All Aboard the Night Train
The Silk Road revival started out as a modest idea floated in China's Ministry of Commerce. The initial goal was nothing more than getting extra "contracts for Chinese construction companies overseas." How far the country has traveled since then. Starting from zero in 2003, China has ended up building no less than 16,000 kilometers of high-speed rail tracks in these years -- more than the rest of the planet combined.
And that's just the beginning. Beijing is now negotiating with 30 countries to build another 5,000 kilometers of high-speed rail at a total investment of $157 billion. Cost is, of course, king; a made-in-China high-speed network (top speed: 350 kilometers an hour) costs around $17 million to $21 million per kilometer. Comparable European costs: $25 million to $39 million per kilometer. So no wonder the Chinese are bidding for an $18 billion project linking London with northern England, and another linking Los Angeles to Las Vegas, while outbidding German companies to lay tracks in Russia.
On another front, even though it's not directly part of China's new Silk Road planning, don't forget about the Iran-India-Afghanistan Agreement on Transit and International Transportation Cooperation. This India-Iran project to develop roads, railways, and ports is particularly focused on the Iranian port of Chabahar, which is to be linked by new roads and railways to the Afghan capital Kabul and then to parts of Central Asia.
Why Chabahar? Because this is India's preferred transit corridor to Central Asia and Russia, as the Khyber Pass in the Afghan-Pakistani borderlands, the country's traditional linking point for this, remains too volatile. Built by Iran, the transit corridor from Chabahar to Milak on the Iran-Afghanistan border is now ready. By rail, Chabahar will then be connected to the Uzbek border at Termez, which translates into Indian products reaching Central Asia and Russia.
Think of this as the Southern Silk Road, linking South Asia with Central Asia, and in the end, if all goes according to plan, West Asia with China. It is part of a wildly ambitious plan for a North-South Transport Corridor, an India-Iran-Russia joint project launched in 2002 and focused on the development of inter-Asian trade.

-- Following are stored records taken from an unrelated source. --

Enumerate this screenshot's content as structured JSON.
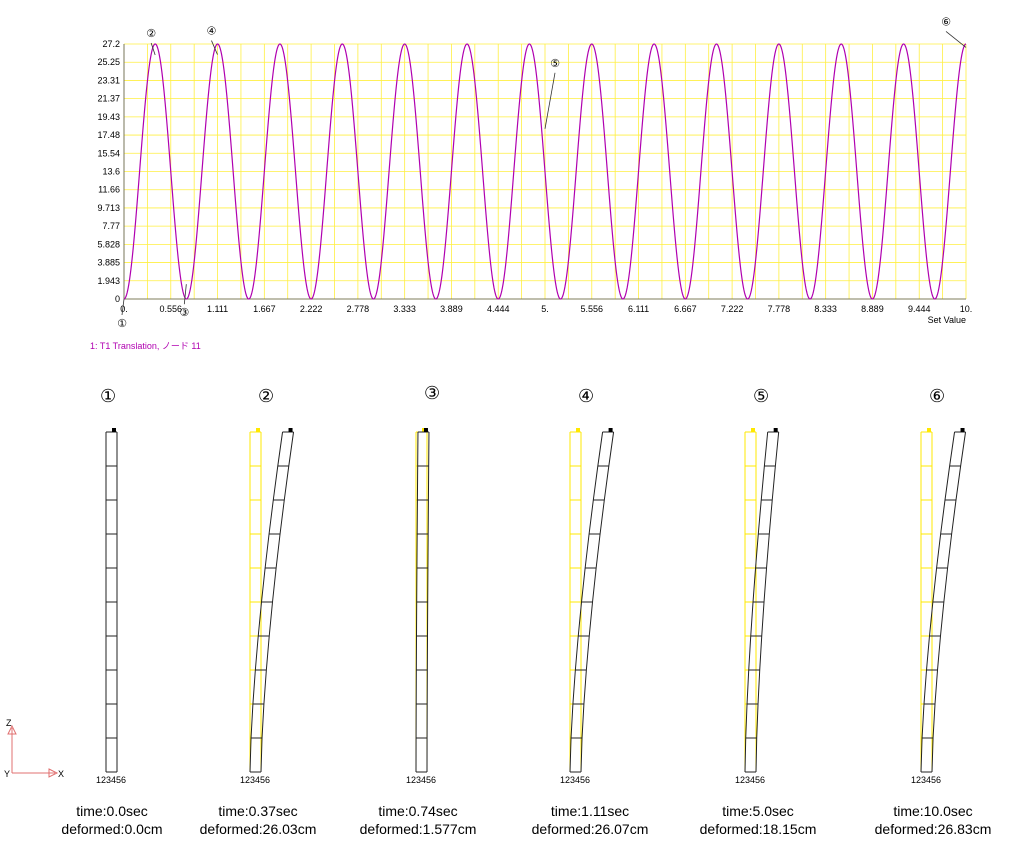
{
  "chart_data": {
    "type": "line",
    "x_ticks": [
      "0.",
      "0.556",
      "1.111",
      "1.667",
      "2.222",
      "2.778",
      "3.333",
      "3.889",
      "4.444",
      "5.",
      "5.556",
      "6.111",
      "6.667",
      "7.222",
      "7.778",
      "8.333",
      "8.889",
      "9.444",
      "10."
    ],
    "y_ticks": [
      "0",
      "1.943",
      "3.885",
      "5.828",
      "7.77",
      "9.713",
      "11.66",
      "13.6",
      "15.54",
      "17.48",
      "19.43",
      "21.37",
      "23.31",
      "25.25",
      "27.2"
    ],
    "xlim": [
      0,
      10
    ],
    "ylim": [
      0,
      27.2
    ],
    "xlabel": "Set Value",
    "grid": true,
    "series": [
      {
        "name": "1: T1 Translation, ノード 11",
        "color": "#b000b0",
        "model": "y = A*(1 - cos(2*pi*x/T))",
        "amplitude": 13.6,
        "period": 0.7407
      }
    ],
    "markers": [
      {
        "label": "①",
        "x": 0.0,
        "y": 0.0
      },
      {
        "label": "②",
        "x": 0.37,
        "y": 26.03
      },
      {
        "label": "③",
        "x": 0.74,
        "y": 1.577
      },
      {
        "label": "④",
        "x": 1.11,
        "y": 26.07
      },
      {
        "label": "⑤",
        "x": 5.0,
        "y": 18.15
      },
      {
        "label": "⑥",
        "x": 10.0,
        "y": 26.83
      }
    ]
  },
  "panels": [
    {
      "num": "①",
      "time": "time:0.0sec",
      "deformed": "deformed:0.0cm",
      "node_label": "123456",
      "tilt": 0.0,
      "ghost": false
    },
    {
      "num": "②",
      "time": "time:0.37sec",
      "deformed": "deformed:26.03cm",
      "node_label": "123456",
      "tilt": 26.03,
      "ghost": true
    },
    {
      "num": "③",
      "time": "time:0.74sec",
      "deformed": "deformed:1.577cm",
      "node_label": "123456",
      "tilt": 1.577,
      "ghost": true
    },
    {
      "num": "④",
      "time": "time:1.11sec",
      "deformed": "deformed:26.07cm",
      "node_label": "123456",
      "tilt": 26.07,
      "ghost": true
    },
    {
      "num": "⑤",
      "time": "time:5.0sec",
      "deformed": "deformed:18.15cm",
      "node_label": "123456",
      "tilt": 18.15,
      "ghost": true
    },
    {
      "num": "⑥",
      "time": "time:10.0sec",
      "deformed": "deformed:26.83cm",
      "node_label": "123456",
      "tilt": 26.83,
      "ghost": true
    }
  ],
  "axes_triad": {
    "z": "Z",
    "y": "Y",
    "x": "X"
  }
}
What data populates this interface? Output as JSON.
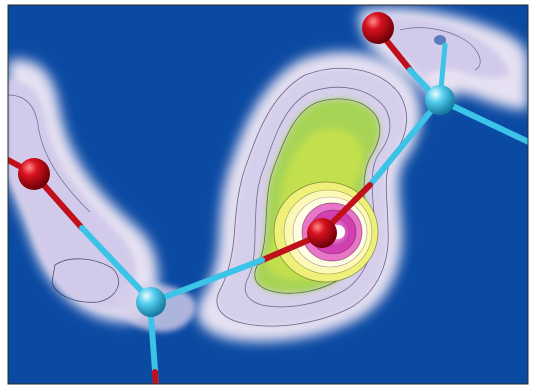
{
  "image": {
    "kind": "electron-density-contour-rendering",
    "background_color": "#0b4aa3",
    "border_color": "#2a2a2a",
    "palette": {
      "halo_outer": "#e9e4f3",
      "halo_mid": "#cfc6e6",
      "green_outer": "#b7d86b",
      "green_inner": "#9fcf3f",
      "yellow": "#f2ef72",
      "light_yellow": "#fffbd0",
      "pink": "#d43db2",
      "magenta": "#e050c5",
      "core_white": "#ffffff",
      "contour_line": "#1a1a3a",
      "oxygen_atom": "#c0101c",
      "bond_cyan": "#3cc3e8",
      "silicon_atom": "#42c7ea"
    }
  },
  "atoms": [
    {
      "id": "O-top",
      "element": "oxygen"
    },
    {
      "id": "O-left",
      "element": "oxygen"
    },
    {
      "id": "O-center",
      "element": "oxygen"
    },
    {
      "id": "Si-right",
      "element": "silicon"
    },
    {
      "id": "Si-bottom",
      "element": "silicon"
    }
  ]
}
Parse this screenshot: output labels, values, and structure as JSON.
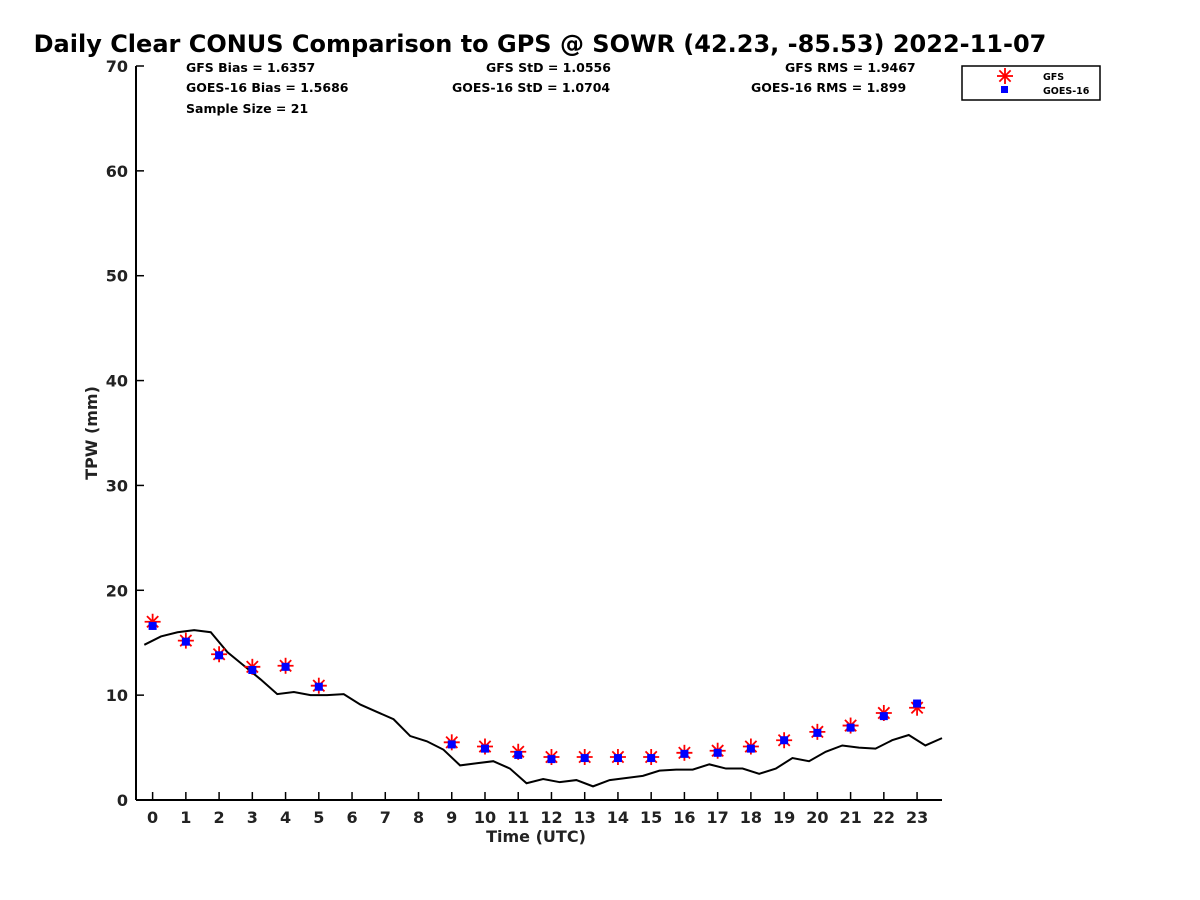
{
  "title": "Daily Clear CONUS Comparison to GPS @ SOWR (42.23, -85.53) 2022-11-07",
  "stats": {
    "gfs_bias": "GFS Bias = 1.6357",
    "goes_bias": "GOES-16 Bias = 1.5686",
    "sample_size": "Sample Size = 21",
    "gfs_std": "GFS StD = 1.0556",
    "goes_std": "GOES-16 StD = 1.0704",
    "gfs_rms": "GFS RMS = 1.9467",
    "goes_rms": "GOES-16 RMS = 1.899"
  },
  "colors": {
    "gfs": "#ff0000",
    "goes": "#0000ff",
    "gps": "#000000"
  },
  "chart_data": {
    "type": "line",
    "xlabel": "Time (UTC)",
    "ylabel": "TPW (mm)",
    "xlim": [
      -0.5,
      23.75
    ],
    "ylim": [
      0,
      70
    ],
    "xticks": [
      0,
      1,
      2,
      3,
      4,
      5,
      6,
      7,
      8,
      9,
      10,
      11,
      12,
      13,
      14,
      15,
      16,
      17,
      18,
      19,
      20,
      21,
      22,
      23
    ],
    "yticks": [
      0,
      10,
      20,
      30,
      40,
      50,
      60,
      70
    ],
    "grid": false,
    "legend_position": "top-right (outside plot)",
    "series": [
      {
        "name": "GFS",
        "marker": "asterisk",
        "x": [
          0,
          1,
          2,
          3,
          4,
          5,
          9,
          10,
          11,
          12,
          13,
          14,
          15,
          16,
          17,
          18,
          19,
          20,
          21,
          22,
          23
        ],
        "y": [
          17.0,
          15.2,
          13.9,
          12.7,
          12.8,
          10.9,
          5.5,
          5.1,
          4.6,
          4.1,
          4.1,
          4.1,
          4.1,
          4.5,
          4.7,
          5.1,
          5.7,
          6.5,
          7.1,
          8.3,
          8.8
        ]
      },
      {
        "name": "GOES-16",
        "marker": "square",
        "x": [
          0,
          1,
          2,
          3,
          4,
          5,
          9,
          10,
          11,
          12,
          13,
          14,
          15,
          16,
          17,
          18,
          19,
          20,
          21,
          22,
          23
        ],
        "y": [
          16.6,
          15.1,
          13.8,
          12.4,
          12.7,
          10.8,
          5.3,
          4.9,
          4.3,
          3.9,
          4.0,
          4.0,
          4.0,
          4.4,
          4.5,
          4.9,
          5.7,
          6.4,
          6.9,
          8.0,
          9.2
        ]
      },
      {
        "name": "",
        "marker": "line",
        "x": [
          -0.25,
          0.25,
          0.75,
          1.25,
          1.75,
          2.25,
          2.75,
          3.25,
          3.75,
          4.25,
          4.75,
          5.25,
          5.75,
          6.25,
          6.75,
          7.25,
          7.75,
          8.25,
          8.75,
          9.25,
          9.75,
          10.25,
          10.75,
          11.25,
          11.75,
          12.25,
          12.75,
          13.25,
          13.75,
          14.25,
          14.75,
          15.25,
          15.75,
          16.25,
          16.75,
          17.25,
          17.75,
          18.25,
          18.75,
          19.25,
          19.75,
          20.25,
          20.75,
          21.25,
          21.75,
          22.25,
          22.75,
          23.25,
          23.75
        ],
        "y": [
          14.8,
          15.6,
          16.0,
          16.2,
          16.0,
          14.1,
          12.8,
          11.5,
          10.1,
          10.3,
          10.0,
          10.0,
          10.1,
          9.1,
          8.4,
          7.7,
          6.1,
          5.6,
          4.8,
          3.3,
          3.5,
          3.7,
          3.0,
          1.6,
          2.0,
          1.7,
          1.9,
          1.3,
          1.9,
          2.1,
          2.3,
          2.8,
          2.9,
          2.9,
          3.4,
          3.0,
          3.0,
          2.5,
          3.0,
          4.0,
          3.7,
          4.6,
          5.2,
          5.0,
          4.9,
          5.7,
          6.2,
          5.2,
          5.9
        ]
      }
    ]
  }
}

Of course, you won't be surprised to know that, even here, China is deeply involved. Chinese companies have already built a high-speed rail line from the Iranian capital Tehran to Mashhad, near the Afghan border. China also financed a metro rail line from Imam Khomeini Airport to downtown Tehran. And it wants to use Chabahar as part of the so-called Iron Silk Road that is someday slated to cross Iran and extend all the way to Turkey. To top it off, China is already investing in the upgrading of Turkish ports.